The endpoint can be called with HTTP GET requests, providing the necessary parameters for data processing. Authentication is required to access this endpoint, ensuring that only authorized users can initiate data processing tasks.
-
Process Incident Data Only
curl -X 'GET' \ 'http://127.0.0.1:8000/process_data?incident=true' \ -u 'admin:fireforce' \ -H 'accept: application/json'
-
Convert Processed Data to Pickle Format
curl -X 'GET' \ 'http://127.0.0.1:8000/process_data?incident=true&mobilisation=true&convert_to_pickle=true' \ -u 'admin:fireforce' \ -H 'accept: application/json'
This integration allows for seamless operation between script-based data handling and API-driven interactions, supporting a more automated and flexible workflow.
This guide details the usage of the build_features.py script, designed to load data, clean it, merge different data
sources, and finally save the resulting dataset for modeling. This script is a crucial step in the data preparation
phase of machine learning workflows.
The script is typically run from the command line and does not require any command-line arguments, simplifying its execution.
The basic syntax to run the script is as follows:
python build_features.pyThis command will execute the feature building process using predefined settings specified in the script.
This endpoint triggers the feature building process which involves data cleaning, transformation, and merging to prepare it for model training. It is designed to be used after data has been processed and is ready to be transformed into a format suitable for machine learning.
- URL:
/build_features - Method:
GET - Auth Required: Yes (Basic HTTP Authentication)
To initiate the feature building process through the API, an authenticated GET request is made to the endpoint. This method allows the process to be integrated into larger workflows, such as continuous integration pipelines or automated data handling systems.
-
Trigger Feature Building
curl -X 'GET' \ 'http://127.0.0.1:8000/build_features' \ -u 'admin:fireforce' \ -H 'accept: application/json'
This endpoint provides an automated way to build features through an API call, ensuring that data preparation can be seamlessly integrated into broader MLOps practices.
Errors during the feature building process are logged and raised as exceptions, ensuring that any issues are documented and can be addressed promptly. This robust error handling is crucial for maintaining data integrity and reliability in automated systems.
This guide outlines the usage of the train_model.py script, designed for training a machine learning model. This
script handles the training of a linear regression model using the prepared features, evaluates its performance, and
saves the model along with its encoder for future predictions.

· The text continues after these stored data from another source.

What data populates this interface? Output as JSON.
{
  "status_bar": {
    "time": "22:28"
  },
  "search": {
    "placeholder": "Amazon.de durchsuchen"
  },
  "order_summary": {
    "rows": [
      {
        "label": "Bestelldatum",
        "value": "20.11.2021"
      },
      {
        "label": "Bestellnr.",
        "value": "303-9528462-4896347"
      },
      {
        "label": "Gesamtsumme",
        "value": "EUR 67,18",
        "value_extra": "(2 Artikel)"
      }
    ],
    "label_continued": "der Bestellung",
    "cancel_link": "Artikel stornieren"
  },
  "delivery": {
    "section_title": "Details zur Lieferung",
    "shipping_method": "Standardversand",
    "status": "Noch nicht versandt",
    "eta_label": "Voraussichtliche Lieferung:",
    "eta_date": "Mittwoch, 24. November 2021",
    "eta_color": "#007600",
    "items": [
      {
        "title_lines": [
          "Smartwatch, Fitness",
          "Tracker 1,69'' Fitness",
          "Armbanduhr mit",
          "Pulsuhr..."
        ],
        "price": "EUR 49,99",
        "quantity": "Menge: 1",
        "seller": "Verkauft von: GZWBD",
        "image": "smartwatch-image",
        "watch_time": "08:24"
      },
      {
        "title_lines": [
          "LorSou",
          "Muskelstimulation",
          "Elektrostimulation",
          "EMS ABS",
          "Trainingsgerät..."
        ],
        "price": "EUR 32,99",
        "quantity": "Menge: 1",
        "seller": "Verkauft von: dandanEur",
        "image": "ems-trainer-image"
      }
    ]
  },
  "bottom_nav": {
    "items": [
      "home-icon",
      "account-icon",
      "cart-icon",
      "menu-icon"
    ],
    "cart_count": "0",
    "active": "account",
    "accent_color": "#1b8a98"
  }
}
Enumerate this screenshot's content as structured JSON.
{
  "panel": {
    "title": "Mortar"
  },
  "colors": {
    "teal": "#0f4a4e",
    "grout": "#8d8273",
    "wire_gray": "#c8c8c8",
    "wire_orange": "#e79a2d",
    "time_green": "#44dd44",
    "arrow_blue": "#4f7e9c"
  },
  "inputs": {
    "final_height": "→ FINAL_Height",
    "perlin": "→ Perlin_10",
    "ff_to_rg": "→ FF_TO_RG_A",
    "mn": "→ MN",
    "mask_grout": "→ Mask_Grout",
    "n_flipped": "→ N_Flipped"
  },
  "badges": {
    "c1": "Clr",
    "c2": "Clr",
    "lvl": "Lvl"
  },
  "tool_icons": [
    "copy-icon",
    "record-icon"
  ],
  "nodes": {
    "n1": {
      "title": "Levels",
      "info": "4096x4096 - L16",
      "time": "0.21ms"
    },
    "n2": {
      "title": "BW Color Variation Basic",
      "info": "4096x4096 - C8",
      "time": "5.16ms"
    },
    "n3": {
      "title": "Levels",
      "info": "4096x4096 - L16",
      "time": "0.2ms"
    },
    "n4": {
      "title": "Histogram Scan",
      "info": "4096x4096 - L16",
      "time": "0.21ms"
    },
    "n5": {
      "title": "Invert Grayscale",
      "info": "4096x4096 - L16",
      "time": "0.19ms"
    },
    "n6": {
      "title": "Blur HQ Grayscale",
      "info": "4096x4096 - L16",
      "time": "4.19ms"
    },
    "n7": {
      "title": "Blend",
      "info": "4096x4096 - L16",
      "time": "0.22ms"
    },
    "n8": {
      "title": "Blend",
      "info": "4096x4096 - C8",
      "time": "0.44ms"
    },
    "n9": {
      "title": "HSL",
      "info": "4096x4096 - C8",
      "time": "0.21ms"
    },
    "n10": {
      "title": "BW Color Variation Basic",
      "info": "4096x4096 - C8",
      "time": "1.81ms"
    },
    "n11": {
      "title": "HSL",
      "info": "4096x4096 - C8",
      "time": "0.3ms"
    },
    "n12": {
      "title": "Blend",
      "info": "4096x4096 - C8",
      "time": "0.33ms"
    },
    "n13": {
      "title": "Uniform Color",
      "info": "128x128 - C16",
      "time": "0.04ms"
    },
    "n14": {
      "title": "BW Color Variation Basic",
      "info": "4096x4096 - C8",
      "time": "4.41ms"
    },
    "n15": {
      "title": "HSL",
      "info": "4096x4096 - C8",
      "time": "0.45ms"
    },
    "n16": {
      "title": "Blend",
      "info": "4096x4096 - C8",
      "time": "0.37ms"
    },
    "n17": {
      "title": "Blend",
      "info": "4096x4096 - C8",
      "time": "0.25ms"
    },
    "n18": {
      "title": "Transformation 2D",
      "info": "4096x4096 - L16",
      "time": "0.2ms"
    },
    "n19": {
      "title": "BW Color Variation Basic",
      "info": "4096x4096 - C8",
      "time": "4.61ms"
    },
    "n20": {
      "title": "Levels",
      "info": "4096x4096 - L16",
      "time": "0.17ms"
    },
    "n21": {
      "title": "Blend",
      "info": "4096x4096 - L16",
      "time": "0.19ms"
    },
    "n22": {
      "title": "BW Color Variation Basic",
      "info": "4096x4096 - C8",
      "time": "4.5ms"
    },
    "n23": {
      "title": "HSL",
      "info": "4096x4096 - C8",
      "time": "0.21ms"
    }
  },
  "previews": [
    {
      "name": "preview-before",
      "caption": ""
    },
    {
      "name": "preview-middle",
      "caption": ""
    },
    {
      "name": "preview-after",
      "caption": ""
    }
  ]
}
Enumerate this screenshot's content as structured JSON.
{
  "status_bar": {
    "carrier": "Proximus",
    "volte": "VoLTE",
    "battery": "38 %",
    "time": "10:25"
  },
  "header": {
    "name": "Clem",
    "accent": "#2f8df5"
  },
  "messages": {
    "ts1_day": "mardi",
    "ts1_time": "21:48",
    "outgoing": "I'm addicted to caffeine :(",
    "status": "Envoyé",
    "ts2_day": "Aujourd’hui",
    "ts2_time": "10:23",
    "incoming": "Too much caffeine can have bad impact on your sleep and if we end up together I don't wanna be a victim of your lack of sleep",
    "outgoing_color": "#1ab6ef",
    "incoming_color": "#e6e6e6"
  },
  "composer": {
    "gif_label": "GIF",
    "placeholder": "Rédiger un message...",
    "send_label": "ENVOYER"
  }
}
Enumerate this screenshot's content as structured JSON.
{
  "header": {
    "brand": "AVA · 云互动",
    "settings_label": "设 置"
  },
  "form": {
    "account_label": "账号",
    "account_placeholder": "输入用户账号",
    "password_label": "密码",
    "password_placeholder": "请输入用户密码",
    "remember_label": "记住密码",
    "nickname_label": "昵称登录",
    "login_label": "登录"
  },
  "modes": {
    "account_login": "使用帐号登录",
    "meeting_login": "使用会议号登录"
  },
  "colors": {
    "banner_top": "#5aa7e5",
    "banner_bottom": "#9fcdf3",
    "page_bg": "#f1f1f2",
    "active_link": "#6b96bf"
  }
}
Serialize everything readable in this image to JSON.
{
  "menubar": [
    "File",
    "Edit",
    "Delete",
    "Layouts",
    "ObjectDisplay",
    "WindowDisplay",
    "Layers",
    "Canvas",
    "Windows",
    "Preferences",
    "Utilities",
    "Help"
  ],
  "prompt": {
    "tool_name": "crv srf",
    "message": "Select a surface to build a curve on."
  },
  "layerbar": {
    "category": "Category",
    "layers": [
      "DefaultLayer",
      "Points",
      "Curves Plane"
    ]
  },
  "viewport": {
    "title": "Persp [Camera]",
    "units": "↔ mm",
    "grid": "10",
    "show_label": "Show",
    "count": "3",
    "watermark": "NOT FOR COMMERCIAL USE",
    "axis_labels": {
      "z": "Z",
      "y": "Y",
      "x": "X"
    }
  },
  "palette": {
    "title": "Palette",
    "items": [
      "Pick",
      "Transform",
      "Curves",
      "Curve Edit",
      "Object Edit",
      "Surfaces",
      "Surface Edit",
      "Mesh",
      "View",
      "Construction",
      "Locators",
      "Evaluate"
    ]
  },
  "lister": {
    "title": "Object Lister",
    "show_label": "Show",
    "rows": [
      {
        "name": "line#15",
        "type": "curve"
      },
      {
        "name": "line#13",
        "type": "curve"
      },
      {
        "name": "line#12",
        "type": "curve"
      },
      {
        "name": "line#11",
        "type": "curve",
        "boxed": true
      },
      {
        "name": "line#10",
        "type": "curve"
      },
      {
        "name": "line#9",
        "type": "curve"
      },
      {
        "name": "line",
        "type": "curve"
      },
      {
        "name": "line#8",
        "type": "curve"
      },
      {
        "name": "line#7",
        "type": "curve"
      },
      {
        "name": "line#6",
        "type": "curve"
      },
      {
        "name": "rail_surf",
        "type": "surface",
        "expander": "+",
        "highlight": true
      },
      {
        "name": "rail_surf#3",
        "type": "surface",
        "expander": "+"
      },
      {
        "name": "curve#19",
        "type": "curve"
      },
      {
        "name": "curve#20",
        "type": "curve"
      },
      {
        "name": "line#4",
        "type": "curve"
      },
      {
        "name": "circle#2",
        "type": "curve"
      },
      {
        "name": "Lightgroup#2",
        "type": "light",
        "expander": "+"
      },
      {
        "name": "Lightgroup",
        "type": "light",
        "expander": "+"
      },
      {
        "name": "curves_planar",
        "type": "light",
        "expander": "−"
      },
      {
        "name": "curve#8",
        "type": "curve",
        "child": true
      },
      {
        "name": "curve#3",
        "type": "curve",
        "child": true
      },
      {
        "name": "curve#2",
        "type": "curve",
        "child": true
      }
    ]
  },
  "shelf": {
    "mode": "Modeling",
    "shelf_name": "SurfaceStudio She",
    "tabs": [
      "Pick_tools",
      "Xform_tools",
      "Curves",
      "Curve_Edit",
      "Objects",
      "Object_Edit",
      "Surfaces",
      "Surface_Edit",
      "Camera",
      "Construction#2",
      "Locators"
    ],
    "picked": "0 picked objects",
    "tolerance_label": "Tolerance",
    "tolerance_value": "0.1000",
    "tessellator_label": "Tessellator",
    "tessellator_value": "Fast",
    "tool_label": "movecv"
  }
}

The script can be run from the command line, allowing you to specify paths to the dataset, model, and encoder. This flexibility makes it suitable for different environments and dataset configurations.
The basic syntax to run the script is as follows:
python train_model.py [options]--data_path {path}: Specifies the path to the dataset CSV file. This is where the script will read the data to be used for training.--model_path {path}: Specifies the path where the trained model should be saved.--encoder_path {path}: Specifies the path where the encoder used for preprocessing categorical variables should be saved.
-
Train Model with Custom Paths
To specify custom paths for the dataset, model, and encoder:
python train_model.py --data_path '/path/to/data.csv' --ml_model_path '/path/to/model.pkl' --encoder_path '/path/to/encoder.pkl'
This endpoint handles the training of the model directly through an API call, allowing the parameters for the model training to be specified through a POST request. It integrates seamlessly into a continuous deployment pipeline or any automated machine learning workflow.
- URL:
/train_model - Method:
POST - Auth Required: Yes (Basic HTTP Authentication)
- Request Body:
data_path: Path to the dataset CSV file.model_path: Path to save the trained model.encoder_path: Path to save the encoder.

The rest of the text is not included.